XVI. yüzyılda saray içerisinde siyasi aktörlerin sayısının çoğalması, güç mücadelelerin daha artması Hoca Sadeddin Efendi’yi de etkiledi. Sultan III. Mehmed döneminde de önemli görevlerde bulunan Hoca Sadeddin Efendi, Haçova seferinden sonra saray içi mücadeleler sonucu Sultan III. Mehmed tarafından azledildi. Her nasıl azledilmesine İbrahim Paşa’nın sadaret makamına gelişi neden olduysa, saraya geri dönüşünde de Sadrazam İbrahim Paşa’nın bu makamdan azli önemli bir etken olmuştur. Hâce-i sultânî unvanıyla ayrıldığı saraya 24 Şaban 1006 tarihinde Şeyhülislam olarak geri döndü.

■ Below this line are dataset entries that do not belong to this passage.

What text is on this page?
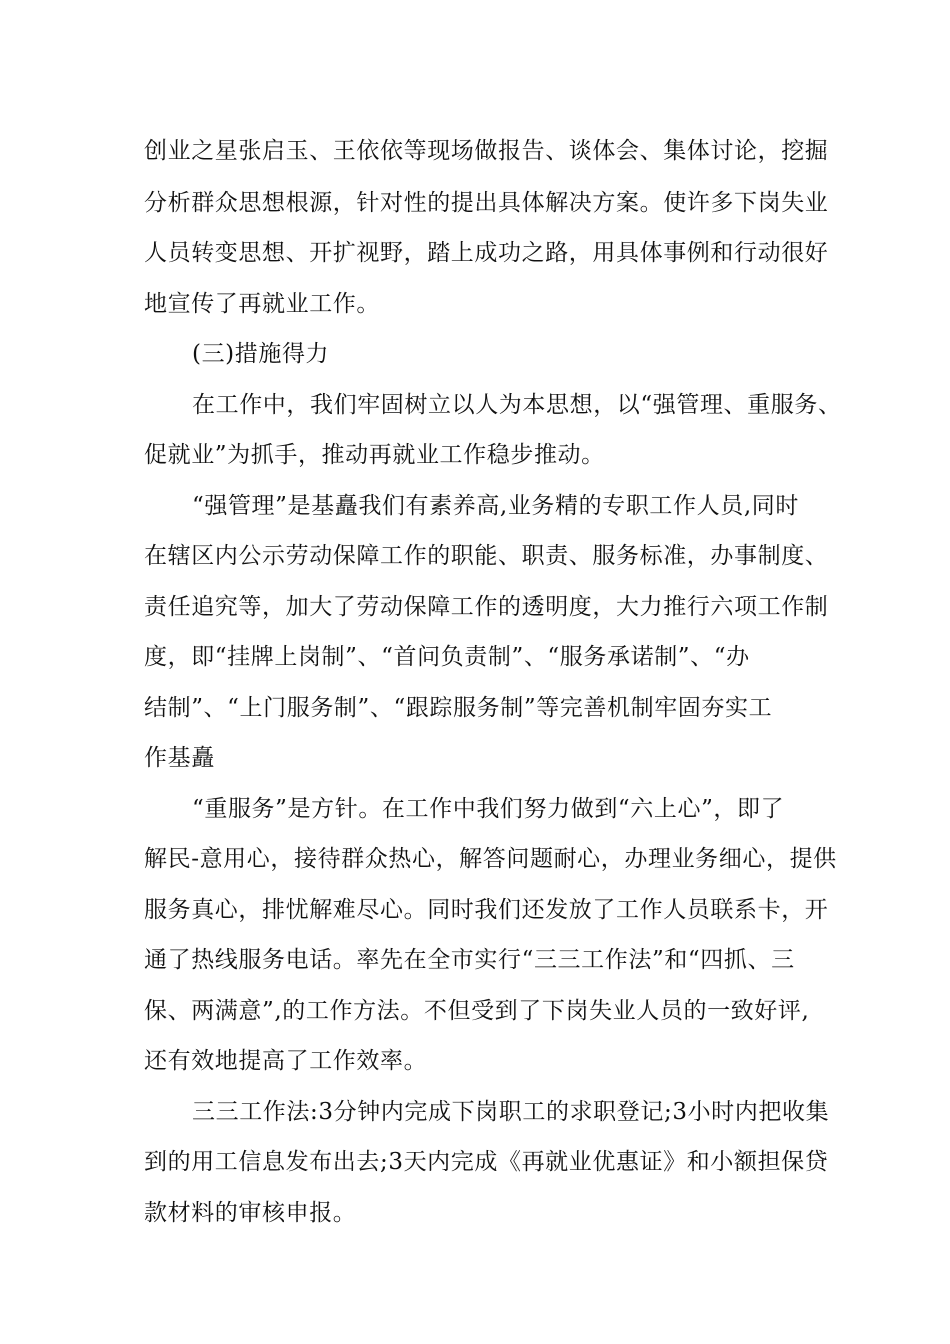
创业之星张启玉、王依依等现场做报告、谈体会、集体讨论，挖掘
分析群众思想根源，针对性的提出具体解决方案。使许多下岗失业
人员转变思想、开扩视野，踏上成功之路，用具体事例和行动很好
地宣传了再就业工作。
(三)措施得力
在工作中，我们牢固树立以人为本思想，以“强管理、重服务、
促就业”为抓手，推动再就业工作稳步推动。
“强管理”是基矗我们有素养高,业务精的专职工作人员,同时
在辖区内公示劳动保障工作的职能、职责、服务标准，办事制度、
责任追究等，加大了劳动保障工作的透明度，大力推行六项工作制
度，即“挂牌上岗制”、“首问负责制”、“服务承诺制”、“办
结制”、“上门服务制”、“跟踪服务制”等完善机制牢固夯实工
作基矗
“重服务”是方针。在工作中我们努力做到“六上心”，即了
解民-意用心，接待群众热心，解答问题耐心，办理业务细心，提供
服务真心，排忧解难尽心。同时我们还发放了工作人员联系卡，开
通了热线服务电话。率先在全市实行“三三工作法”和“四抓、三
保、两满意”,的工作方法。不但受到了下岗失业人员的一致好评,
还有效地提高了工作效率。
三三工作法:3分钟内完成下岗职工的求职登记;3小时内把收集
到的用工信息发布出去;3天内完成《再就业优惠证》和小额担保贷
款材料的审核申报。
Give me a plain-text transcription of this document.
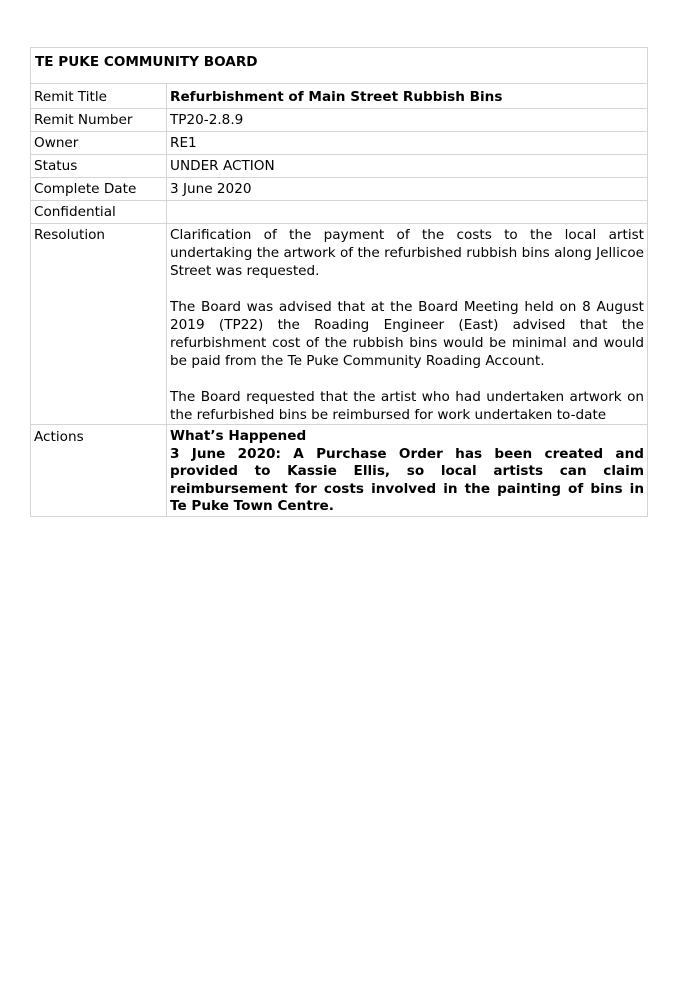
TE PUKE COMMUNITY BOARD	
Remit Title	Refurbishment of Main Street Rubbish Bins
Remit Number	TP20-2.8.9
Owner	RE1
Status	UNDER ACTION
Complete Date	3 June 2020
Confidential	
Resolution	Clarification of the payment of the costs to the local artist undertaking the artwork of the refurbished rubbish bins along Jellicoe Street was requested.

The Board was advised that at the Board Meeting held on 8 August 2019 (TP22) the Roading Engineer (East) advised that the refurbishment cost of the rubbish bins would be minimal and would be paid from the Te Puke Community Roading Account.

The Board requested that the artist who had undertaken artwork on the refurbished bins be reimbursed for work undertaken to-date

Actions	What’s Happened
3 June 2020: A Purchase Order has been created and provided to Kassie Ellis, so local artists can claim reimbursement for costs involved in the painting of bins in Te Puke Town Centre.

Sarayda aldığı görevler ve öneminin yanı sıra Hoca Sadeddin Efendi’nin en önemli özelliklerinden bir tanesi de günümüzde Hoca Tarihi olarak da bilinen Tâcü’t-Tevârîh’i kaleme almış olmasıdır. Hoca Sadeddin Efendi’nin yazmış olduğu bu eser, Osmanlı tarihini devletin kurulduğu ilk günlerden Yavuz Sultan Selim devrinin sonuna kadar olan dönemini kapsar. Hoca Tarihi, hem yazıldığı dönemden itibaren Osmanlı’da hem de XVII. yüzyıldan itibaren Avrupa’da büyük bir ilgiye mazhar olmuştur. O zamanlarda olduğu gibi günümüzde de eseri kuruluş devrinden 1520 yılına kadar olan, belki de Osmanlı’nın klasik çağının aydınlatılması hususunda en önemli eserlerden birisidir.